Before you even start with writing a research paper, you must go through the challenge of finding a good topic to spend the next few weeks working on. There are many strategies to achieving this, from brainstorming ideas with classmates to discussing your thoughts with your instructor. There is no right or wrong way, as long as you develop a topic that is neither too narrow nor too broad that you can’t complete the assignment. Here are four things that make finding a research topic and the writing process a lot easier:
At the top of the list is finding or developing a topic from a subject that already interests you. While you may be interested in the subject of sports you probably aren’t interested in all sports. Let’s say, then, that you are most interested in American Football. Practice freewriting on the subject and you’ll find that you begin to write more focused rough phrases on a particular subtopic. At this point you may find that your interest in sports has narrowed to the specific topic of illicit drug use among first and two-year players.
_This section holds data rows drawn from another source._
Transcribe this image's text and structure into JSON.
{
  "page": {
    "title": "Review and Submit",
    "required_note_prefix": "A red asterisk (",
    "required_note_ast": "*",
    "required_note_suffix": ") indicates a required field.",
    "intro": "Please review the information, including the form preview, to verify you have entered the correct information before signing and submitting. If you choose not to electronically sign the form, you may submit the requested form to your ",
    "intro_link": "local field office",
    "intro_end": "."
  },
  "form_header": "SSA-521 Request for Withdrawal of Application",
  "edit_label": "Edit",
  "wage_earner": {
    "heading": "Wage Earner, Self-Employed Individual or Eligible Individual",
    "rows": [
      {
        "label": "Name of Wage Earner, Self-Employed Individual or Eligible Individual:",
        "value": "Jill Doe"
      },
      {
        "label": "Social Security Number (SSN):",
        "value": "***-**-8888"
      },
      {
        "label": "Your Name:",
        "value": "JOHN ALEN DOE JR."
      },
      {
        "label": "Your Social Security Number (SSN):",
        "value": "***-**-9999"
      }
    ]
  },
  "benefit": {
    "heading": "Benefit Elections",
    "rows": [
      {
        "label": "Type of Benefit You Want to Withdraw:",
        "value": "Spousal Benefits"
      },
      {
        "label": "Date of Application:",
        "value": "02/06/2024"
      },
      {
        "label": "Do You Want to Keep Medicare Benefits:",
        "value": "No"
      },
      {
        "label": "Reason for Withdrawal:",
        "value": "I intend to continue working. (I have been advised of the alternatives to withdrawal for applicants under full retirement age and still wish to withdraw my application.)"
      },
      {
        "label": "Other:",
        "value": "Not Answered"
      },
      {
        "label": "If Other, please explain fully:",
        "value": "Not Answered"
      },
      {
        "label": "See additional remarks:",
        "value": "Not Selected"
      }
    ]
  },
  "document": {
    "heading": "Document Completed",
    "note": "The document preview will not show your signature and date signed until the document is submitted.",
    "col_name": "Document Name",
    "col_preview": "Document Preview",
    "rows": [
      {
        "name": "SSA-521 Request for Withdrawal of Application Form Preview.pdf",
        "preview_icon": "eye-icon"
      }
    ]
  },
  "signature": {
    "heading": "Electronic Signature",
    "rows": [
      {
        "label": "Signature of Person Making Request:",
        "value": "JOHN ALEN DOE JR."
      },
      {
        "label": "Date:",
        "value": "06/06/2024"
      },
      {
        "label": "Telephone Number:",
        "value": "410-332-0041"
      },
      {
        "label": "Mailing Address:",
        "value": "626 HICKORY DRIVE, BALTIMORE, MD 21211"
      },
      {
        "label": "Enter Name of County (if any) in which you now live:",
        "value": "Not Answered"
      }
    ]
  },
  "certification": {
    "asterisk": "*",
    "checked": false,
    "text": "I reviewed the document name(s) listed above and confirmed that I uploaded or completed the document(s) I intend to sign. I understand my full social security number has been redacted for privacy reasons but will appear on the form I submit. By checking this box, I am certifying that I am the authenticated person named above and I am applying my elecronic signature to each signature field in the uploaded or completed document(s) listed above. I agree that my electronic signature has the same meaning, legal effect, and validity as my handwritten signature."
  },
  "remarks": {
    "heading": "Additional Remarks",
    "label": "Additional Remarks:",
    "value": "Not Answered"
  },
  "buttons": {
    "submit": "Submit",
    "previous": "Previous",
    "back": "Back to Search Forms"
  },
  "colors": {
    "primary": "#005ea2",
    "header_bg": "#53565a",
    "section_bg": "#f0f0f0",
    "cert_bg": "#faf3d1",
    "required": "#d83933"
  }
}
Another strategy for developing a refined and narrow research paper topic is to ask questions. Using the example from above, what specifically would you like to know about drug use among first and two-year players? Do you want to know what kinds of drugs are being used? Are drug users entering the their professional lives as habitual users or do they develop the habit because of the sudden change in their lives? These kinds of questions probably don’t have answers waiting for you, so they would make for great research topics if you wanted to go in one of these directions.
Once you’ve had a chance to brainstorm some topic ideas, you can conduct a library or database search for more related subtopics you might find interesting or helpful to your work. Most academic search engines will provide keyword search suggestions. Try these keywords and look up a few of the titles in the search results. Even if you don’t base your research topic on these exact sources, you may find that one or two of them have some key statistics that support your ideas.
Some students find it a challenge to take their general topic to a narrow or focused one. One of the hesitations is that students fear that if they narrow their topic too much they won’t be able to find enough resources to use in their paper and will not be able to meet the minimum page requirements. While it is important to make sure you have enough sources, a topic that is too broad is simply uninteresting and will usually not be well-received by your professor and peers. Look at your topic and take one or two keywords and replace them with specific but related words. Instead of “cats of the old world” try “Persian cat breeds in 17th century Europe”. The latter is a far more interesting topic that is still manageable.
These are all good examples of ways to develop original and interesting topics for a research project, but there are several others you can employ. If you still have trouble developing a topic then don’t hesitate to take your ideas to your professor or discuss them with some of your classmates. You may find that simply talking about your ideas will get your creative juices flowing, providing you with that extra little push you need to come up with a great topic.